There are lots and lots of bodies in the Solar System that meet the first three requirements - like, the entire main asteroid belt between Mars and Jupiter. But new observations of one of the largest chunks of rock in that belt show that, wahey - it might just meet all four!
Its name is Hygeia, and it's the fourth-largest asteroid in the belt, behind dwarf planet Ceres (945 kilometres, or 587 miles, in diameter), and asteroids Vesta (525 kilometres) and Pallas (512 kilometres).
Until now, though, it was poorly studied and understood - thought to be a roughly oblong chunk of rock with diameters of 350 kilometres one way and 500 kilometres the other way, and with a giant impact crater scooped out of one side. New observations using the Very Large Telescope are now table-flipping all of that.
"Thanks to the unique capability of the SPHERE instrument on the VLT, which is one of the most powerful imaging systems in the world, we could resolve Hygiea's shape, which turns out to be nearly spherical," said astronomer Pierre Vernazza from the Laboratoire d'Astrophysique de Marseille in France.
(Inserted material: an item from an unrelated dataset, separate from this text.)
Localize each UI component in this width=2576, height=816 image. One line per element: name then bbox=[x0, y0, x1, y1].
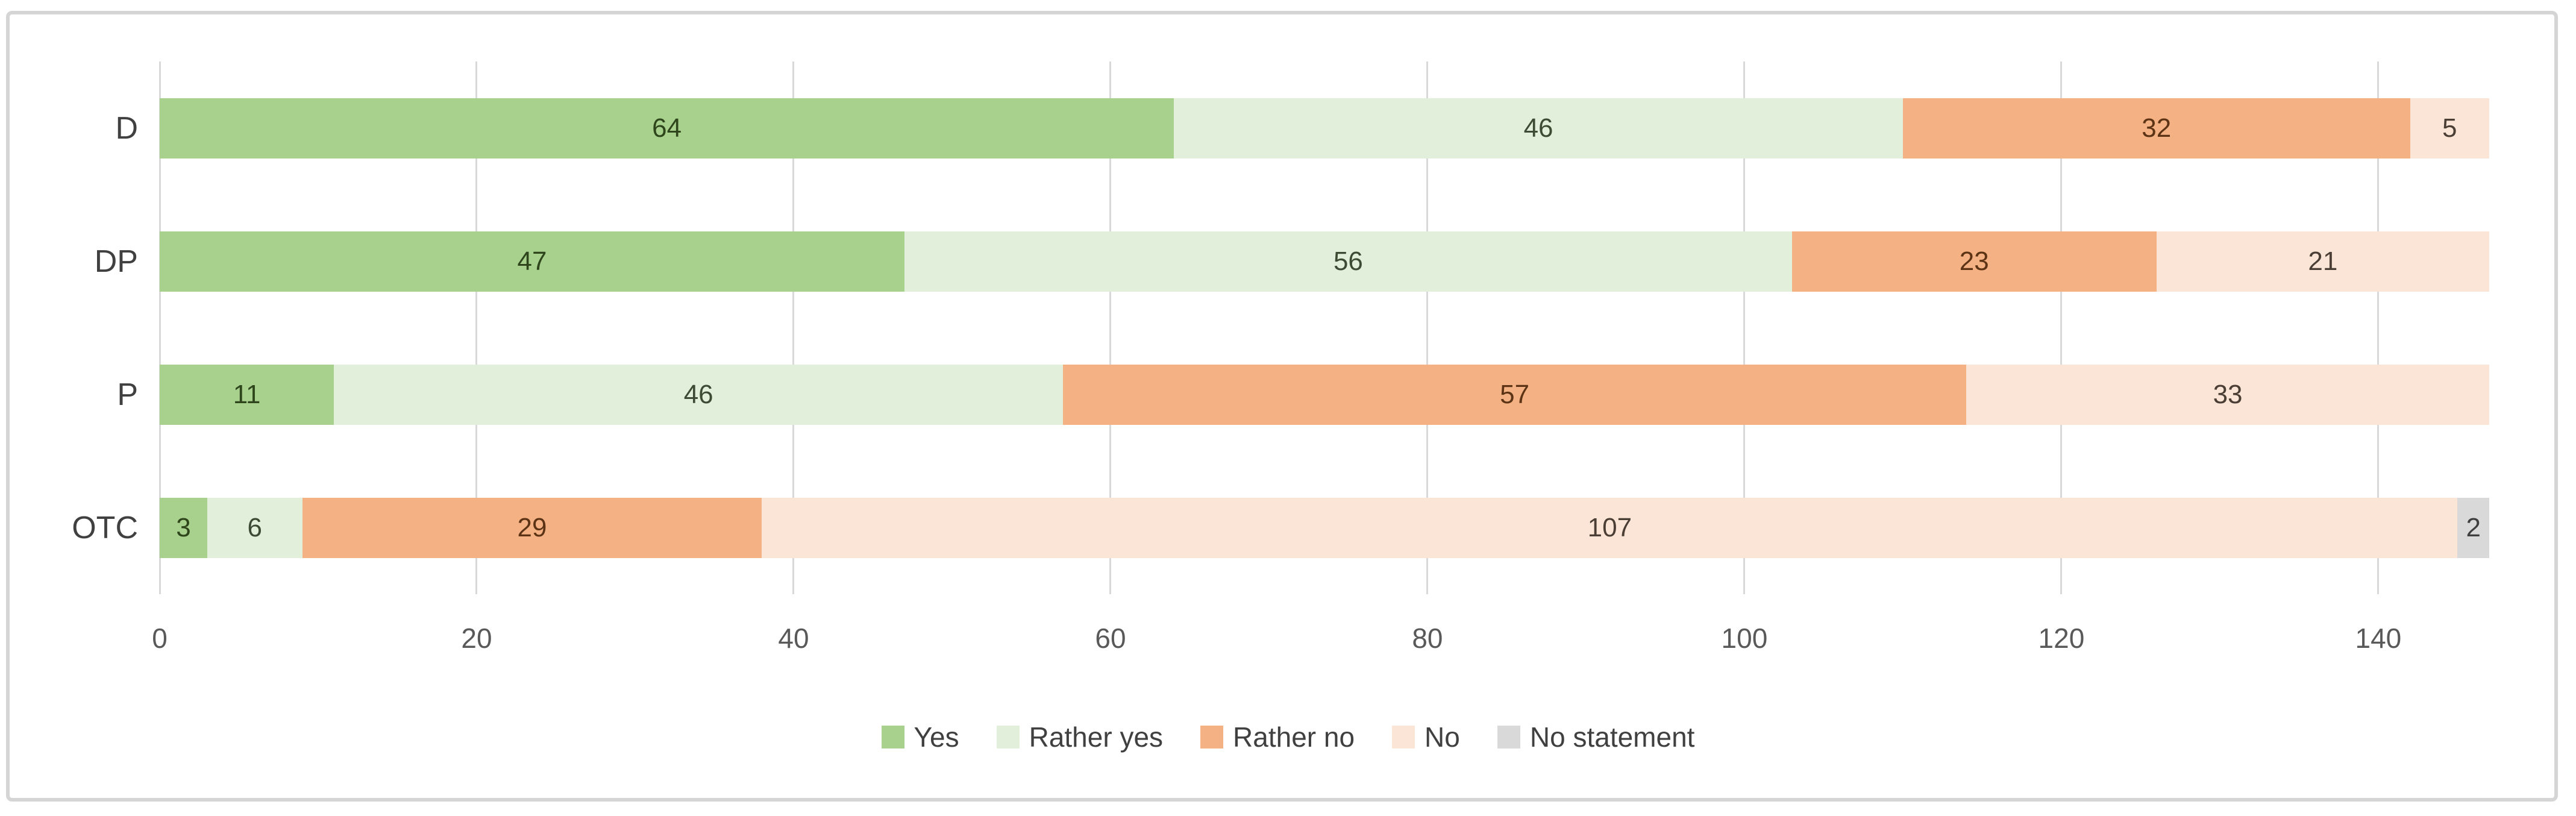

"Thanks to these images, Hygiea may be reclassified as a dwarf planet, so far the smallest in the Solar System."
According to the new measurements, Hygiea is just over 430 kilometres in diameter, with a rotation rate of around 13.8 hours. We already knew that it had a similar surface composition to Ceres, and a similarly low density, but the new observations show it's also nearly as spherical as its larger sibling.
The lack of an impact crater, though, is truly interesting. Sharing Hygiea's orbit are around 7,000 small objects of similar compositions. Hygiea is the largest body in this group, so it's called the Hygiea family of asteroids. It's thought that the family formed about 2 billion years ago, when a large impact sent debris from Hygiea flying into an asteroid swarm.
Something similar happened to Vesta to create the Vesta family, and Vesta has the impressive impact scars to show for it.
However, after scouring the VLT images, the research team only found two unambiguous impact craters on Hygiea; teeny-tiny piddling impact craters, nothing like Vesta's giant wounds.
"Neither of these two craters could have been caused by the impact that originated the Hygiea family of asteroids, whose volume is comparable to that of a 100 km-sized object. They are too small," said astronomer Miroslav Brož of the Astronomical Institute of Charles University in the Czech Republic.
What a conundrum! But this is where computer simulations are really useful. Behold.
The team ran a bunch of simulations, and this is the scenario that produced a shape like Hygiea's, and a family of asteroids. Around 2 billion years ago, something between 75 and 150 kilometres in diameter slammed right into a large chunk of rock.
The large chunk was utterly pulverised. Bits of debris went flying off, but the main mass of hot molten chunks collapsed back together. As they cooled and hardened, they reformed into a nearly perfect sphere.
If this is what went down, it would be the only known collision like this in the Solar System. But, however it formed, Hygiea is set to change things.
It's just over half the size of Ceres, the previous smallest known dwarf planet in the Solar System. And it may be the smallest Solar System body known to have achieved hydrostatic equilibrium, which gives us a more detailed understanding of the phenomenon; at 396 kilometres in diameter, Saturn's moon Mimas isn't quite large enough, so Hygiea is cutting it close.
If it is officially designated a dwarf planet, it broadens the range of sizes at which these objects can be found, which means there could be way more dwarf planets out there than we thought, beyond the orbit of Neptune.
The research has been published in Nature Astronomy.